At Pamronkoh in Calaba Town drinkable water is fetched from a filthy stream. I lived there for five years and was shocked to notice on my return a few weeks ago to realise that the same situation still prevails. At the Arab Clinic in the area, I was told that most of the ailments they respond to are waterborne diseases.
So must we always judge Sierra Leone’s health care delivery service only by its free health care for pregnant women and children? That will be most dishonest and anti-people because a large section of the population suffers in silence for fear that should they question the status quo they would be tagged ENEMIES OF THE STATE. The truth is that the vast majority of the people cannot afford the huge cost of private health care.
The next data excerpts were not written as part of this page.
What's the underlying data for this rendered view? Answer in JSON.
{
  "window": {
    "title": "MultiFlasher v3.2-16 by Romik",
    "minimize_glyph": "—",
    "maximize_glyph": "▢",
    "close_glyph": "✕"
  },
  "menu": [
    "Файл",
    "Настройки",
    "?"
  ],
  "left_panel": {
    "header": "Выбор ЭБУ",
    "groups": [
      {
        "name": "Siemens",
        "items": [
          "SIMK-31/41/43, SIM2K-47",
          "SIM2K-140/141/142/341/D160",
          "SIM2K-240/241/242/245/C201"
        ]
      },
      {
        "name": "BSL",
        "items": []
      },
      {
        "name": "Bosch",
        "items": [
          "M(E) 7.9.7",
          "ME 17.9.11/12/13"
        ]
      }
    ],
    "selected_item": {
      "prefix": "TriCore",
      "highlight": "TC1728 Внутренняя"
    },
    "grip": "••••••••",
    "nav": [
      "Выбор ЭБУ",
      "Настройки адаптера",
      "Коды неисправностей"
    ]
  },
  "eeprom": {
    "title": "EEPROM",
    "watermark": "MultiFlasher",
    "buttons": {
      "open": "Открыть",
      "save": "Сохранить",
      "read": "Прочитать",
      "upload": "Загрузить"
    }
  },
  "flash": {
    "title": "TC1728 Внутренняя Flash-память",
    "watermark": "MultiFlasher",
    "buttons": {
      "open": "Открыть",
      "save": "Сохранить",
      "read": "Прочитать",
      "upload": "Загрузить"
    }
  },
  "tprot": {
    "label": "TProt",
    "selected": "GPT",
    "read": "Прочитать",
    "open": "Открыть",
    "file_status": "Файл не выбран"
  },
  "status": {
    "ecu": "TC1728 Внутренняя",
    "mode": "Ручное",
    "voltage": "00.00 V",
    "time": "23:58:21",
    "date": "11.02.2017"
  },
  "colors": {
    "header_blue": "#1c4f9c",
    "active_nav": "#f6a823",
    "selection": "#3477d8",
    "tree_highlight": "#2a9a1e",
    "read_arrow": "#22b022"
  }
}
And even with private health care the doctors are so scattered with so many patients at so many hospitals that they cannot give any proper attention to them. I wonder how many minutes of contact exist between patients and their doctor. And the consultation fee is no chicken feed in a country where people literally beg to feed. Who will blame someone then for treating themselves and going to a hospital only when they are dying. It also makes quack pharmacists thrive even at the expense of the sick.
It is about time government looked at the overall health care delivery system. If we cannot have a thorough free public health care system that is paid for by the rich or through increased taxes on such luxury goods as cigarettes and alcohol and even private cars, then let us find other ways of stopping the needless dying at our poorly run public hospitals and insensitive private one.